Oschersleben l Zwei Mädchen und zwei Jungen des Oschersleber Gymnasiums waren am Donnerstagvormittag zu Gast bei den Maltesern, um herauszufinden, ob die Arbeit bei dem Rettungsdienst später für sie infrage kommt.

So begann der Tag mit einem Blick in die Geschichte des rund 900 Jahre alten Ritterordens, der nach dem ersten Kreuzzug im 11. Jahrhundert in Jerusalem gegründet worden ist. "Der Kopf der Organisation ist Seine Hoheit und Eminenz, Fürst und Großmeister Fra` Matthew Festing", erfuhren die Schüler vom Lehrrettungsassistenten Alexander Fuchs.

Auch über Bedeutung der Flagge mit dem achtspitzigen weißen Kreuz auf rotem Grund hörten die Gymnasiasten einiges. "Die vier innenliegenden Spitzen versinnbildlichen die vier Kardinals-Tugenden Klugheit, Gerechtigkeit, Tapferkeit und Mäßigung. Die acht außenliegenden Spitzen bedeuten die Seligpreisungen, die der Verkündigung der frohen Botschaft vom Leben dienen", erzählt Fuchs weiter.

Nach den allgemeinen Ausführungen zur Organisation des Ordens und des Hilfsdienstes erklärte der Assistent, welche zwei Berufe es im Malteser Rettungsdienst gibt. "Zum Einen kann bei uns als Rettungssanitäter gearbeitet werden", sagte Fuchs zu den Schülern. Ein Rettungssanitäter bereite Krankentransporte vor und unterstütze die Notfallsanitäter und Notärzte bei Notfallmaßnahmen. "Er ist nach seiner rund dreimonatigen Ausbildung in der Lage, erweiterte Erste Hilfe zu leisten", betonte Fuchs.
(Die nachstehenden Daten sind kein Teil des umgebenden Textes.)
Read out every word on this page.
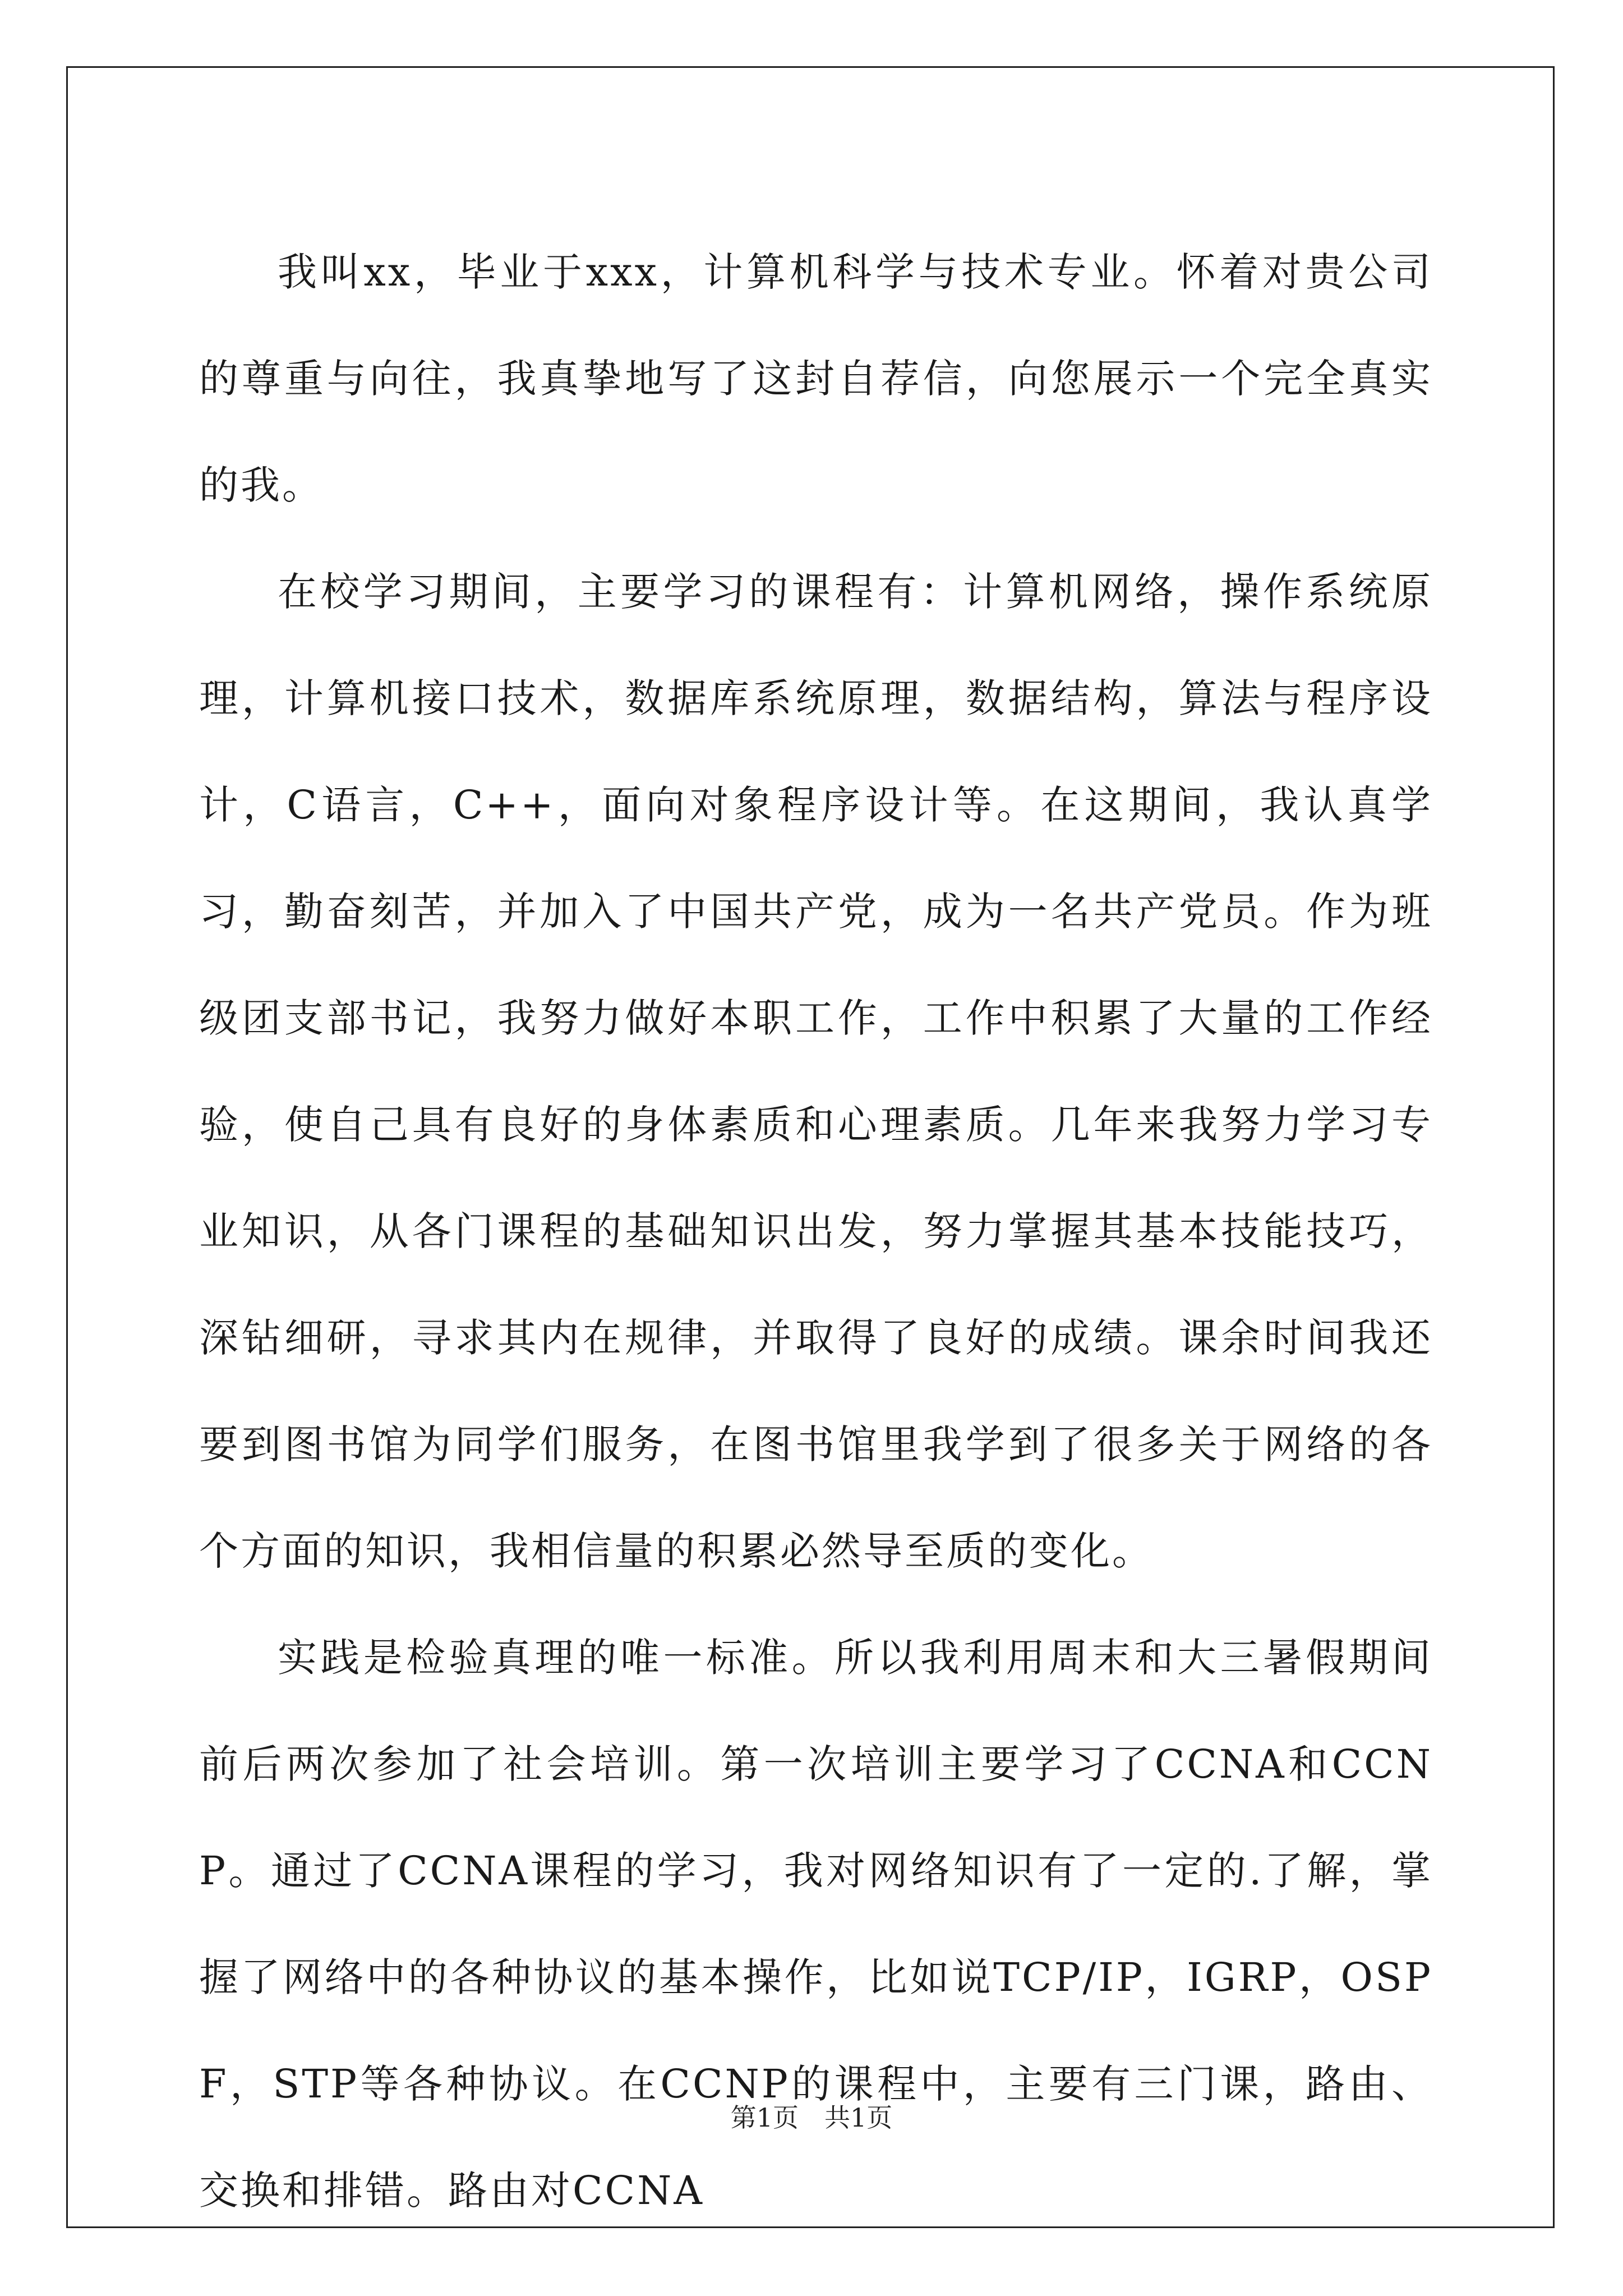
我叫xx，毕业于xxx，计算机科学与技术专业。怀着对贵公司的尊重与向往，我真挚地写了这封自荐信，向您展示一个完全真实的我。

在校学习期间，主要学习的课程有：计算机网络，操作系统原理，计算机接口技术，数据库系统原理，数据结构，算法与程序设计，C语言，C++，面向对象程序设计等。在这期间，我认真学习，勤奋刻苦，并加入了中国共产党，成为一名共产党员。作为班级团支部书记，我努力做好本职工作，工作中积累了大量的工作经验，使自己具有良好的身体素质和心理素质。几年来我努力学习专业知识，从各门课程的基础知识出发，努力掌握其基本技能技巧，深钻细研，寻求其内在规律，并取得了良好的成绩。课余时间我还要到图书馆为同学们服务，在图书馆里我学到了很多关于网络的各个方面的知识，我相信量的积累必然导至质的变化。

实践是检验真理的唯一标准。所以我利用周末和大三暑假期间前后两次参加了社会培训。第一次培训主要学习了CCNA和CCNP。通过了CCNA课程的学习，我对网络知识有了一定的.了解，掌握了网络中的各种协议的基本操作，比如说TCP/IP，IGRP，OSPF，STP等各种协议。在CCNP的课程中，主要有三门课，路由、交换和排错。路由对CCNA

第1页　共1页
Voraussetzungen seien die Vollendung des 17. Lebensjahres sowie eine abgeschlossene Schul- beziehungsweise Berufsausbildung.

Der zweite Beruf beim Malteser Rettungsdienst ist der des Notfallsanitäters, der höchsten nichtärztlichen Qualifikation des Rettungspersonals. "Der Notfallsanitäter ist maßgeblich verantwortlich für die Rettung einer verletzten oder erkrankten Person", unterstreicht der Redner. Die Ausbildungszeit betrage drei Jahre.

Nach den Ausführungen startete ein Rundgang durch das Rettungsdienstgebäude in der Oschersleber Bruchstraße. Neben den Aufenthalts- und Büroräumen konnten sich die Schüler einen Einblick in die Lagerräume für Material- und Arzneimittel verschaffen. Außerdem wurde ihnen erklärt, wie verschiedene Desinfektionsmittel für unterschiedliche Anwendungen gemischt werden.

Anschließend wurde den Gymnasiasten der Notarzteinsatzwagen sowie ein Rettungswagen gezeigt. Hier erklärte Alexander Fuchs beispielsweise die Funktionsweise einer Trage beziehungsweise eines modernen, pneumatischen Tragetisches. Auch Geräte und Material, mit denen die Fahrzeuge ausgestattet sind, bekamen die Schüler zu sehen.

"Dieser Tag ist sehr interessant und abwechslungsreich. Alles wird hier sehr gut erklärt", sagte die Zehntklässlerin Judy Bockmann. Auch für ihre Mitschülerin Saskia Pasemann war der Tag wertvoll. "Nach unserem Besuch kann ich verstehen, wie die Leute hier arbeiten", erklärte sie. Beide könnten sich vorstellen, später in diesem Bereich zu arbeiten.